Jeffrey Kosiorek in EH emphasizes the importance of environmental history for the wider social and economic history:
Anderson recognizes throughout that the cultural value of mahogany and its social, political, and economic importance through history cannot be separated from the ecological realities of the trees and the ecosystem they inhabit. For instance, the rich beauty, durability, and size of the wood that made it so desirable is itself a product of the tree’s tropical environment where it grows year-round leaving tightly packed, indiscernible growth rings. Widely dispersed amid many other species, harvesting mahogany not only resulted in deforestation, but it also allowed slaves a degree of autonomy and local knowledge that they could use to gain their freedom. Likewise, the trees’ limited range set off a scramble to control its territory among European powers and individual speculators.And, as extractors depleted the choicest trees, smaller, inconsistent mahogany lumber came on the market, causing a shift in consumers’ taste and understanding of the wood.

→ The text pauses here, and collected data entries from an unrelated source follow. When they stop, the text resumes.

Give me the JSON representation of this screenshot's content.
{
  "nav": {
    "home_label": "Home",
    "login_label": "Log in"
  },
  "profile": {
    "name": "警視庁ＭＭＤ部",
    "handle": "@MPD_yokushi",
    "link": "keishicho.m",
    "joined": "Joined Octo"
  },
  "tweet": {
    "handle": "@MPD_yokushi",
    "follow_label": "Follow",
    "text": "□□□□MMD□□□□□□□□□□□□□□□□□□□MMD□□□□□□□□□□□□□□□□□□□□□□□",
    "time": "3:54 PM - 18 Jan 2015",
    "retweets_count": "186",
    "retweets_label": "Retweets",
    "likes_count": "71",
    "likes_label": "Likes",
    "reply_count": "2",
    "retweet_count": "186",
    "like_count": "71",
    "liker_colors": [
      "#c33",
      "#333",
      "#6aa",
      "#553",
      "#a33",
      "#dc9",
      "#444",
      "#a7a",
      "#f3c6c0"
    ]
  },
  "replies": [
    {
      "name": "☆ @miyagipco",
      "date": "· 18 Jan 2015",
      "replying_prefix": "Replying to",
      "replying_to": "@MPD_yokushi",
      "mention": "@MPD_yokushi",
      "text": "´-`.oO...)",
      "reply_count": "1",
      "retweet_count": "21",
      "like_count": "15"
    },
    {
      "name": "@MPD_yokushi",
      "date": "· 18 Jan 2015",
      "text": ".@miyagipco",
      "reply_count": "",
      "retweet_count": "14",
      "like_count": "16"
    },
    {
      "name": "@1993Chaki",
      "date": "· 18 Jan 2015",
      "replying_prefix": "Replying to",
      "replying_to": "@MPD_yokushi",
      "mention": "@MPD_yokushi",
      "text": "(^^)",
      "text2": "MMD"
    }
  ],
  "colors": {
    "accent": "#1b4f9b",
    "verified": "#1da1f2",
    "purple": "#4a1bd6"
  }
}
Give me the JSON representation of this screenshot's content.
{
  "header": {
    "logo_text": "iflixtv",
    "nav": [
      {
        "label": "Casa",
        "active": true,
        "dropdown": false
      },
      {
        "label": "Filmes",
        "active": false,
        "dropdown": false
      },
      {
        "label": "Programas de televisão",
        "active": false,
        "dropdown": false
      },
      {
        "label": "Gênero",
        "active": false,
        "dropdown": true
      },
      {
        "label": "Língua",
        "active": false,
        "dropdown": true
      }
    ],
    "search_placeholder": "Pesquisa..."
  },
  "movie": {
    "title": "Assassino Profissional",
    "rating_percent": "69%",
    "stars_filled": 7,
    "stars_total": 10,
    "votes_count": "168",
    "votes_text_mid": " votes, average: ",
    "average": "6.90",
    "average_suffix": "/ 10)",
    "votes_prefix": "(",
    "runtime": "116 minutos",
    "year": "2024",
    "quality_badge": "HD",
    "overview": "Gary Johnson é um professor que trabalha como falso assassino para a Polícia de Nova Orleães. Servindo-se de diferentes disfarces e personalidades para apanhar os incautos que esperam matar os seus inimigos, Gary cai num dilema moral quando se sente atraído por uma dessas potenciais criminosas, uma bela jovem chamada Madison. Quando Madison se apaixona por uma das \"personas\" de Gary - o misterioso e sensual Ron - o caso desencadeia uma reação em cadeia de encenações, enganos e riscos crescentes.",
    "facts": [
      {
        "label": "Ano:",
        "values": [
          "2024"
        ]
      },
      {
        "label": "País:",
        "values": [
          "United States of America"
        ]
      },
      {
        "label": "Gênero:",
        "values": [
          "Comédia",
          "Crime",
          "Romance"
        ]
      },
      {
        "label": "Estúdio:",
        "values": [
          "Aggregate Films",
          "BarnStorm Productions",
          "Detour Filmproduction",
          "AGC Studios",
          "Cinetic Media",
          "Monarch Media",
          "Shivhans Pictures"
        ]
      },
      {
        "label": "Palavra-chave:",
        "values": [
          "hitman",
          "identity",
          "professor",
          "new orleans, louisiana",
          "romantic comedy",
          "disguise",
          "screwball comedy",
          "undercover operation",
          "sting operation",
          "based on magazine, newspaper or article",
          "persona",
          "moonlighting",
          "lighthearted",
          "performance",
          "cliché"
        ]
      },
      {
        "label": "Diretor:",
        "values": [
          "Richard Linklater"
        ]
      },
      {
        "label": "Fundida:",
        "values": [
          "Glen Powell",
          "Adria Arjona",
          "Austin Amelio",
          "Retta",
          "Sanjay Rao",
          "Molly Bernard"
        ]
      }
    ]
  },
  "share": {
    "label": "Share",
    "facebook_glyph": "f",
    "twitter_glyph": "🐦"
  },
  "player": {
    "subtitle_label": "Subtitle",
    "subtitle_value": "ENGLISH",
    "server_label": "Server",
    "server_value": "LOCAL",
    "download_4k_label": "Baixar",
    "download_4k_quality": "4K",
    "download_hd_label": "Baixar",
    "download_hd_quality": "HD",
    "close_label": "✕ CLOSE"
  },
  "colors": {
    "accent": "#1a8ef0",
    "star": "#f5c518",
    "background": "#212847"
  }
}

Zachary Dorner's review in LHR has more of a legal emphasis:
North American consumers had embraced mahogany as a luxury by the 1760s.... The 1721 Naval Stores Act accelerated the existing economic and social trends of the consumer revolution to create a market for mahogany. Consumption, however, remained inextricably tied to expanding plantation agriculture in the Caribbean. As land exhaustion and deforestation limited Jamaican mahogany supplies by the 1770s, competition intensified over remaining timber resources. The collapse of sustainable tropical forestry spurred the British Land Commissioners to impose policies of land privatization and forest preservation in the Caribbean that increasingly displaced local inhabitants, often by force, from their native lands and ways of life. The British search for alternative sources of mahogany strengthened long-distance imperial infrastructure, but simultaneously heightened the uncertainties associated with extending trade into new territory. Many of those involved in this search around the circum-Caribbean also participated in the transatlantic slave trade, furthering the close relationship between enslaved labor and mahogany production.... Anderson demonstrates how logging practices at once shaped the character of slavery and daily life in the Honduras Bay settlement, and influenced the commercial calculations of merchants in Rhode Island.